I would like to share with you three stops on my wanderings on the Internet last week.

1) The beautiful voice Sissel singing Pie Jesu

Pie Jesu                                 Merciful Jesus

Qui tolis peccata munda       Who takes away the sins of the world

Dona eis requiem                  Grant them rest.

Angus Dei                              Lamb of God

Qui tollos peccata mundi      Who takes away the sins of the world

Dona eis requiem                  Grant them rest

Sempiternam.                        Everlasting.

2) The symbiotic relationships that occur in nature are a consistent source of wonder to me.  The largest meat-eating plant in the world, the Nepenthes rajah, from Borneo, that can hold two litres of water if filled to the brim, had been thought to digest small rodents, but it actually feeds on their feces.

The inside of these lids are covered with glands that exude huge amounts of nectar.

The distance from the front of the pitcher’s mouth to the glands corresponds exactly to the head to body length of mountain tree shrews.

In order for the tree shrews to reach the plants nectar, they must climb onto the pitchers and orient themselves in such a way that their backsides are located over the pitcher mouths.

The tree shrews get nectar, a valuable food source, and in return, the plants get to catch and absorb the tree shrew’s feces which likely supplies the majority of nitrogen required by the plant.

Giant Carnivorous Plant and Tree Shrew

3) We don’t give enough recognition to the sacrifices veterans made to defend their country.  For the 1,000 plus women who served in WWII in Women Airforce Service Pilots (WASP), including 38 who were killed in service, it took 30 years until after the war for their sacrifice to be recognized by their own country.

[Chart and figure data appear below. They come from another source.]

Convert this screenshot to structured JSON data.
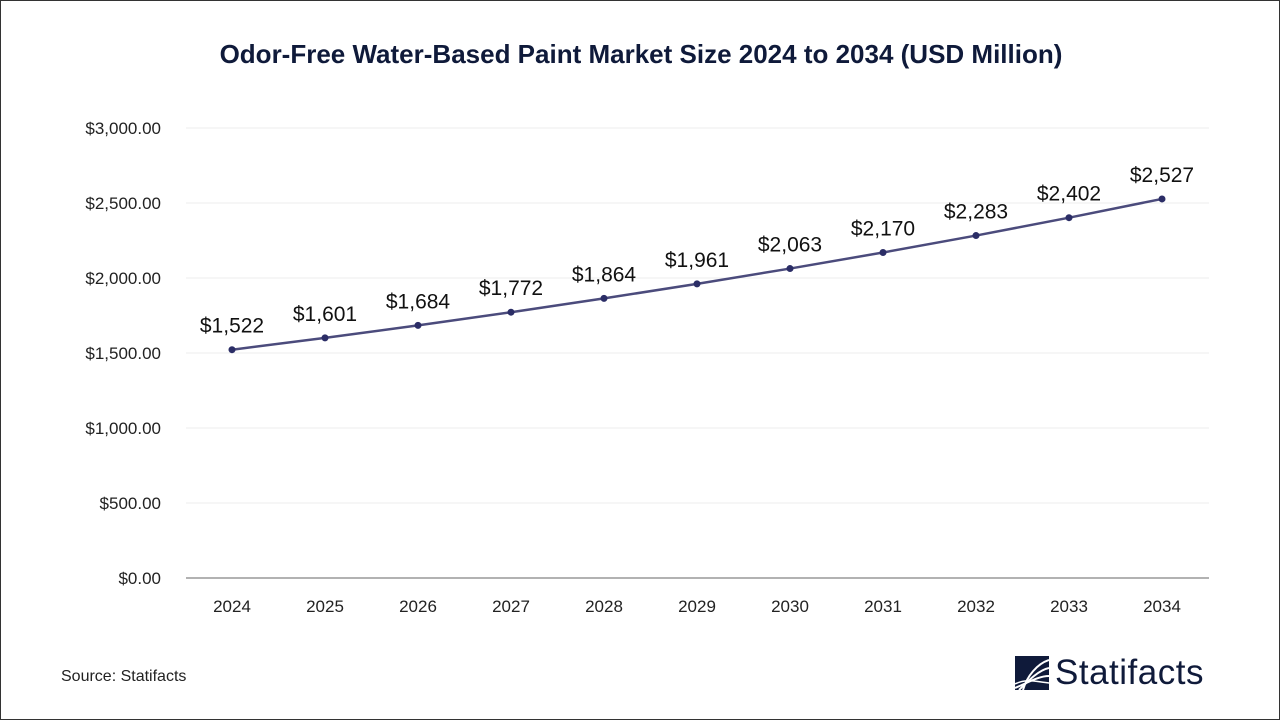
{
  "chart_data": {
    "type": "line",
    "title": "Odor-Free Water-Based Paint Market Size 2024 to 2034 (USD Million)",
    "categories": [
      "2024",
      "2025",
      "2026",
      "2027",
      "2028",
      "2029",
      "2030",
      "2031",
      "2032",
      "2033",
      "2034"
    ],
    "values": [
      1522,
      1601,
      1684,
      1772,
      1864,
      1961,
      2063,
      2170,
      2283,
      2402,
      2527
    ],
    "data_labels": [
      "$1,522",
      "$1,601",
      "$1,684",
      "$1,772",
      "$1,864",
      "$1,961",
      "$2,063",
      "$2,170",
      "$2,283",
      "$2,402",
      "$2,527"
    ],
    "ylim": [
      0,
      3000
    ],
    "yticks": [
      0,
      500,
      1000,
      1500,
      2000,
      2500,
      3000
    ],
    "ytick_labels": [
      "$0.00",
      "$500.00",
      "$1,000.00",
      "$1,500.00",
      "$2,000.00",
      "$2,500.00",
      "$3,000.00"
    ],
    "xlabel": "",
    "ylabel": "",
    "grid": true,
    "line_color": "#4b4b7c",
    "marker_color": "#2b2d66"
  },
  "source": "Source: Statifacts",
  "logo": {
    "text": "Statifacts",
    "color": "#0f1a3a"
  }
}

Thirty-eight WASPS were killed in service in World War II. But they were long considered civilians, not members of the military, and thus were not entitled to the pay and benefits given to men.  When their service time was over they had to pay their own way back home. When some died on duty, it was fellow female aviators who helped pay their funeral expenses.

They finally got that recognition when 200 survivors received the Congressional Gold Medal, the highest civilian honor given by Congress, in a ceremony on Capitol Hill.

As a military band played “The Star-Spangled Banner,” one of the women who had been sitting in a wheelchair stood up and saluted through the entire song as a relative gently supported her back.

June Bent of Westboro, Mass., holds a portrait of fellow pilot and friend Doris Duncan Muise, deceased, who also was also a pilot

“Women Airforce Service Pilots, we are all your daughters; you taught us how to fly,” said House Speaker Nancy Pelosi, the first woman to serve as Speaker of the U.S. House of Representatives. She said the pilots went unrecognized for too long, even though their service blazed a trail for other women in the U.S. military.

In accepting the award, WASP pilot Deanie Parrish, 88, of Waco, Texas, said the women had volunteered without expectation of thanks. Their mission was to fly noncombat missions to free up male pilots to fly overseas.

“We did it because our country needed us,” Parrish said.

WASP Ty Hughes Killen, 85, of Lancaster, Calif., put it more simply: “We’re a bunch of tough old ladies,” she said in an interview.